Kepada Djoko, pemerintah menyampaikan bahwa penyelesaian konflik Ahmadiyah di Bekasi hanya bisa dilakukan jika ada intervensi Pemerintah Pusat. "Kewenangan pemerintah daerah hanya sebatas pembinaan," kata Jumhana Luthfi, kepada Tempo, Kamis 25 April 2013. "Keputusan ada di Menkopolhukam," katanya.
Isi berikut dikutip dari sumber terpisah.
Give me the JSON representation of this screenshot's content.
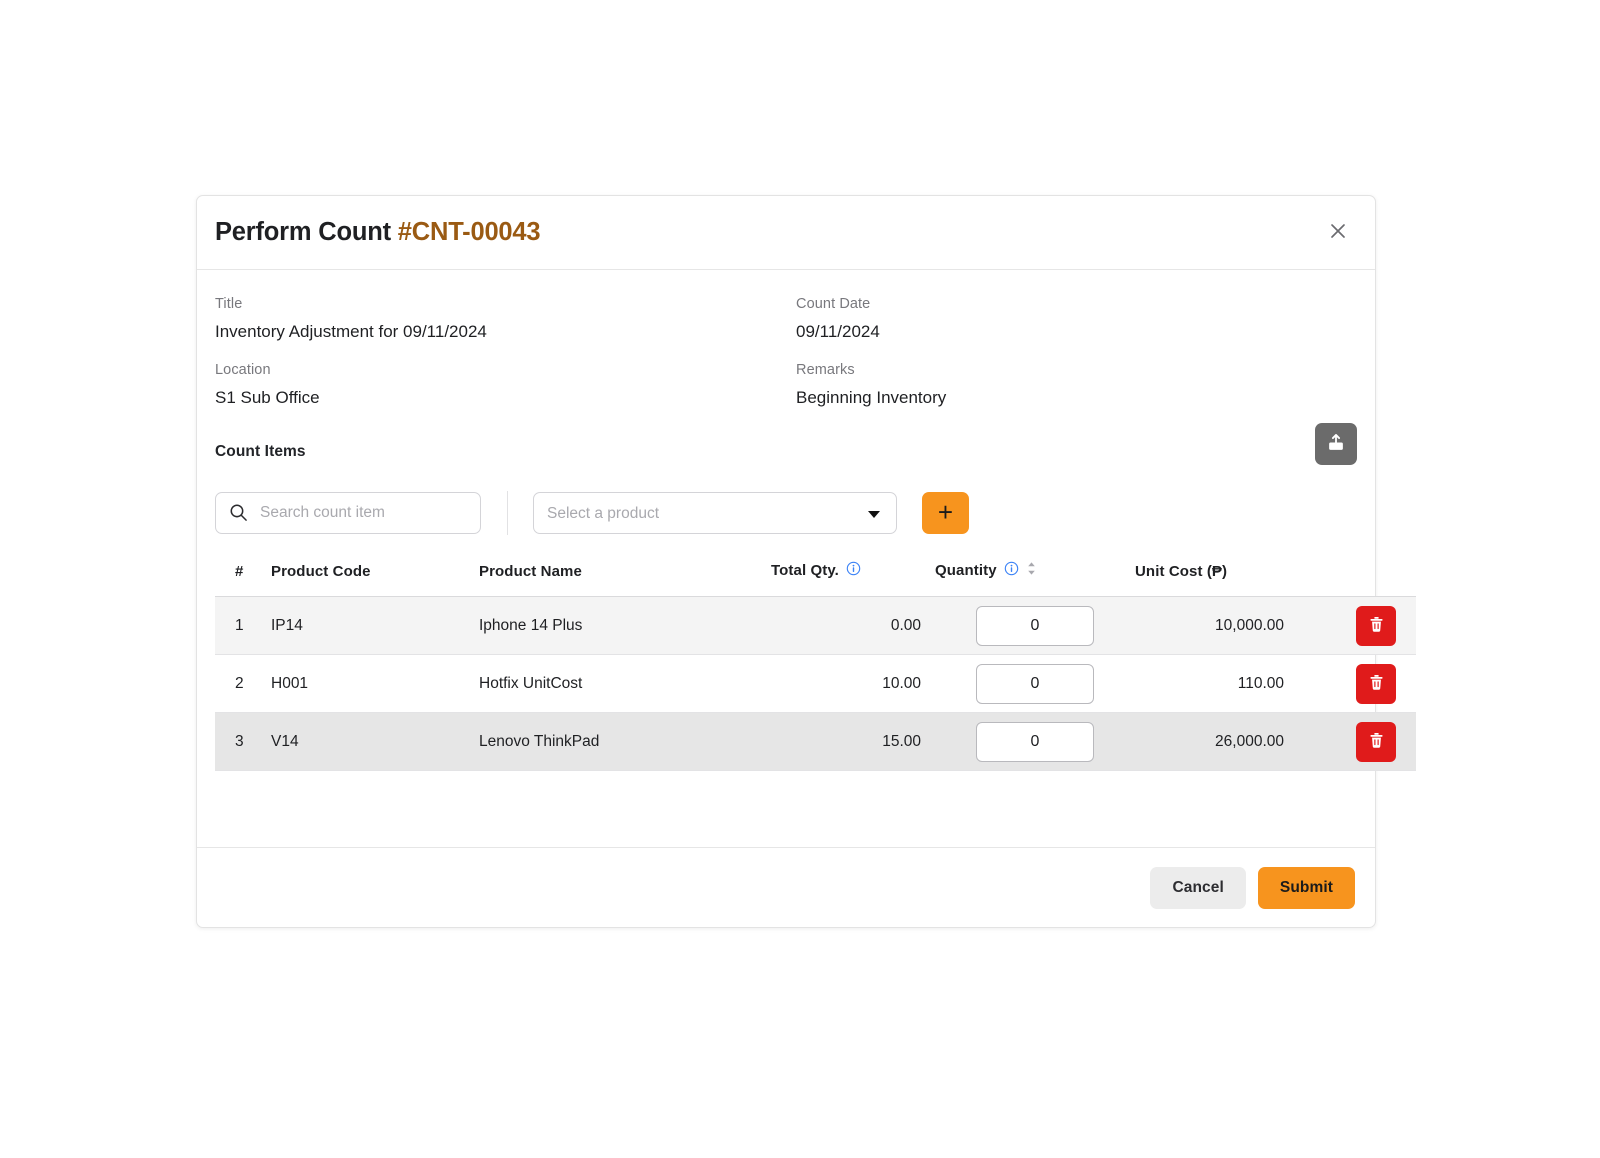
{
  "modal": {
    "title_prefix": "Perform Count ",
    "title_ref": "#CNT-00043",
    "close_icon": "close-icon"
  },
  "details": {
    "title_label": "Title",
    "title_value": "Inventory Adjustment for 09/11/2024",
    "count_date_label": "Count Date",
    "count_date_value": "09/11/2024",
    "location_label": "Location",
    "location_value": "S1 Sub Office",
    "remarks_label": "Remarks",
    "remarks_value": "Beginning Inventory"
  },
  "count_items": {
    "section_title": "Count Items",
    "upload_icon": "upload-icon",
    "search_placeholder": "Search count item",
    "search_value": "",
    "search_icon": "search-icon",
    "product_select_placeholder": "Select a product",
    "product_select_value": "",
    "product_select_options": [
      "Select a product"
    ],
    "caret_icon": "chevron-down-icon",
    "add_label": "+",
    "columns": {
      "num": "#",
      "product_code": "Product Code",
      "product_name": "Product Name",
      "total_qty": "Total Qty.",
      "quantity": "Quantity",
      "unit_cost": "Unit Cost (₱)"
    },
    "rows": [
      {
        "num": "1",
        "code": "IP14",
        "name": "Iphone 14 Plus",
        "total_qty": "0.00",
        "quantity": "0",
        "unit_cost": "10,000.00"
      },
      {
        "num": "2",
        "code": "H001",
        "name": "Hotfix UnitCost",
        "total_qty": "10.00",
        "quantity": "0",
        "unit_cost": "110.00"
      },
      {
        "num": "3",
        "code": "V14",
        "name": "Lenovo ThinkPad",
        "total_qty": "15.00",
        "quantity": "0",
        "unit_cost": "26,000.00"
      }
    ],
    "delete_icon": "trash-icon",
    "info_icon": "info-icon",
    "sort_icon": "sort-icon"
  },
  "footer": {
    "cancel_label": "Cancel",
    "submit_label": "Submit"
  },
  "colors": {
    "accent_orange": "#f7941e",
    "title_accent": "#9a5a13",
    "danger_red": "#e01b1b",
    "upload_gray": "#6b6b6b",
    "info_blue": "#3b82f6"
  }
}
Jumhana menjelaskan, konflik Ahmadiyah di Kota Bekasi tidak akan pernah kelar. Sebab, ada indikasi konflik tersebut sengaja dipelihara pihak tertentu untuk memperoleh keuntungan ekonomi. Informasi inteligen yang diterima Pemerintah Kota Bekasi, kata dia, menemukan sejumlah lembaga swadaya masyarakat (LSM) atau non govermental organization (NGO) yang sengaja memanfaatkan konfik Ahmadiyah.
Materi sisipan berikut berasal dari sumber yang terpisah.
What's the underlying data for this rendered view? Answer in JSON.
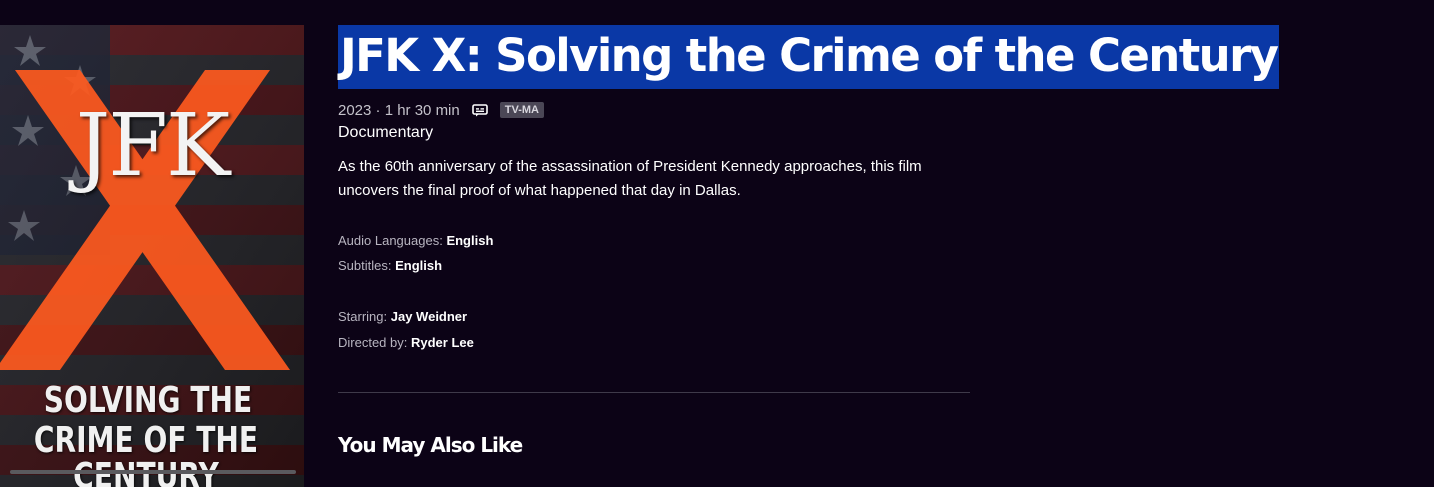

"Mereka menjual konflik ini untuk mendapat dana dari salah satu negara di Eropa," kata Jumhana. Konflik warga denga Ahmadiyah menjadi ramai setelah Pemerintah Kota Bekas menutup masjid Al Misbah, di Caman, Pondokgede, beberapa pekan lalu. Masjid tersebut adalah markas jemaah Ahmadiyah, yang jumlah jemaahnya mencapai 600 orang.
Menurut Jumhana, pemerintah daerah menyampaikan kepada Menkopolhukam Djoko bahwa penyelesaian konflik Ahmadiyah hanya ada dua opsi. Yakni, menutup pusat peribadatan Ahmadiyah atau jemaah Ahmadiyah menghapus nama Islam pada komunitas ibadah mereka. "Kini kami masih menunggu keputusan tegas apa yang diambil Menkopolhukam," katanya.
Jika mengacu pada Surat Keputusan Bersama Menteri Agama, Jaksa Agung, dan Menteri Dalam Negeri Nomor 3 tahun 2008: Kep-003/AJA/6/2008, FAtwa MUI Nomor 11/MUNAS/VII/MUI/15 tahun 2005, serta Peraturan Gubernur JAwa Barat Nomor 12 tahun 2012, telah jelas melarang aktivitas Ahmadiyah.